Más allá de esa insólita e inaceptable ruptura de las normas elementales de convivencia internacional, es claro que la violenta opresión de los palestinos por el régimen israelí y el enconado conflicto entre ambos bandos derivan de una tremenda desigualdad en los terrenos diplomático, económico y militar, y que cualquier iniciativa de buena fe orientada a establecer una convivencia pacífica entre ambos pueblos debe pasar por procurar el establecimiento de términos mínimamente equitativos entre Israel y Palestina. El reconocimiento de la segunda como Estado constituye un paso pequeño e insuficiente, pero significativo, en ese sentido, y es deseable que los países que aún no lo han emprendido otorguen a los palestinos ese reconocimiento, en estricto acatamiento al derecho de los pueblos a la autodeterminación.

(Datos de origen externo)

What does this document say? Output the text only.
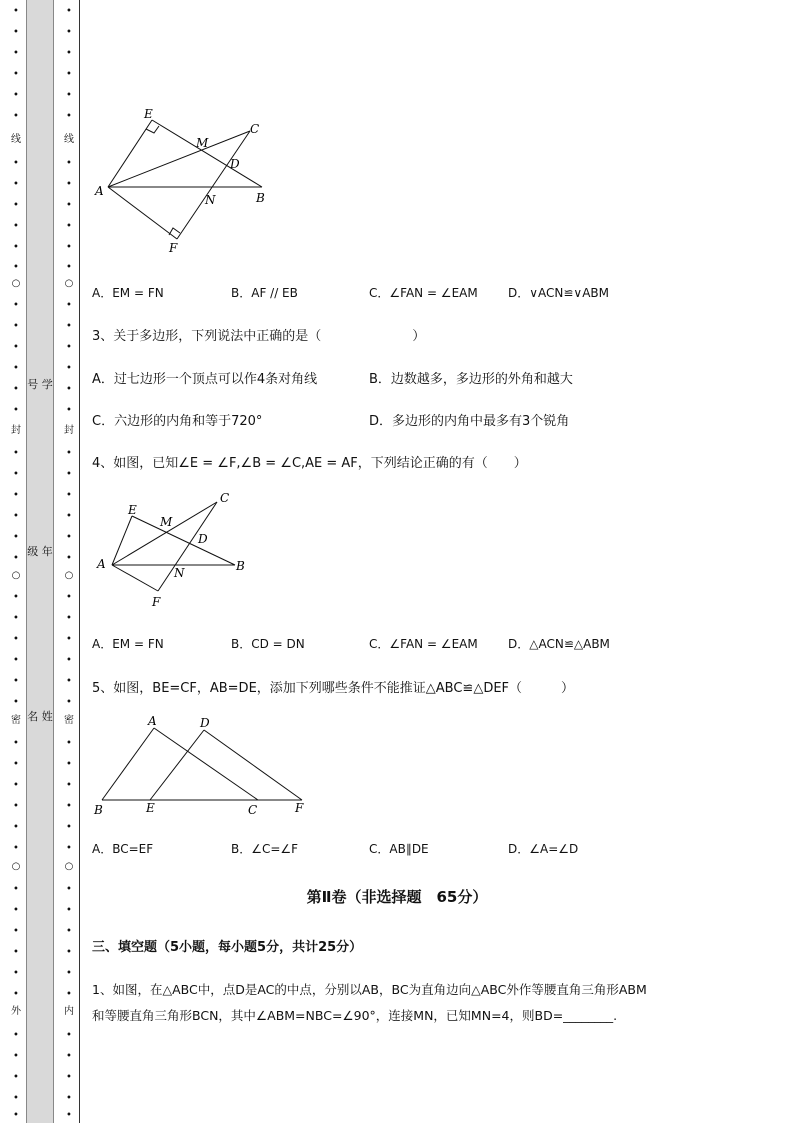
•
•
•
•
•
•
线
•
•
•
•
•
•
○
•
•
•
•
•
•
封
•
•
•
•
•
•
○
•
•
•
•
•
•
密
•
•
•
•
•
•
○
•
•
•
•
•
•
外
•
•
•
•
•
号 学
级 年
名 姓
•
•
•
•
•
•
线
•
•
•
•
•
•
○
•
•
•
•
•
•
封
•
•
•
•
•
•
○
•
•
•
•
•
•
密
•
•
•
•
•
•
○
•
•
•
•
•
•
内
•
•
•
•
•
E
M
C
D
A
N	B
F
A．EM = FN	B．AF // EB	C．∠FAN = ∠EAM	D．∨ACN≌∨ABM
3、关于多边形，下列说法中正确的是（　　　　　　　）
A．过七边形一个顶点可以作4条对角线	B．边数越多，多边形的外角和越大
C．六边形的内角和等于720°	D．多边形的内角中最多有3个锐角
4、如图，已知∠E = ∠F,∠B = ∠C,AE = AF，下列结论正确的有（　　）
C
E
M
D
A
N	B
F
A．EM = FN	B．CD = DN	C．∠FAN = ∠EAM	D．△ACN≌△ABM
5、如图，BE=CF，AB=DE，添加下列哪些条件不能推证△ABC≌△DEF（　　　）
A	D
B	E	C	F
A．BC=EF	B．∠C=∠F	C．AB∥DE	D．∠A=∠D
第Ⅱ卷（非选择题　65分）
三、填空题（5小题，每小题5分，共计25分）
1、如图，在△ABC中，点D是AC的中点，分别以AB，BC为直角边向△ABC外作等腰直角三角形ABM
和等腰直角三角形BCN，其中∠ABM=NBC=∠90°，连接MN，已知MN=4，则BD=________.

Es claro que si Israel ha venido poniendo toda suerte de obstáculos a tales reconocimientos, ello obedece al afán por preservar en forma indefinida una ocupación y un cerco que le permiten continuar con el despojo territorial y de recursos naturales y el sojuzgamiento militar y la explotación laboral de los palestinos y, a la larga, hacer imposible la constitución de un Estado en la totalidad de Cisjordania, Gaza y la Jerusalén oriental.
El cerco de Gaza y la ocupación de Cisjordania y el este de Jerusalén son tan implacables que Tel Aviv ha impedido la entrada al primero de esos territorios de caravanas y flotas de ayuda humanitaria, y a mediados de este mes bloqueó incluso a una comisión de las Naciones Unidas que pretendía investigar sobre el terreno la posible comisión de crímenes de guerra de las fuerzas militares israelíes que devastaron Gaza y causaron más de 2 mil muertos y 10 mil heridos –niños, ancianos, mujeres y hombres– entre su población.
Ciertamente, el reconocimiento de Palestina como Estado contribuye a acotar esa política inhumana y depredadora de ocupación y cerco, en la medida que otorga al pueblo victimado una mayor presencia internacional y nuevos derechos. Por ello resulta fundamental, por el bien de los palestinos, de los israelíes y de la paz mundial, que los primeros alcancen lo antes posible ese reconocimiento. Entre los gobiernos que aún no lo han extendido se encuentra el de México, y no hay razón a la vista para seguir postergando ese acto de justicia elemental que sería, por añadidura, plenamente congruente con las tradiciones más nobles y rescatables de nuestra política exterior.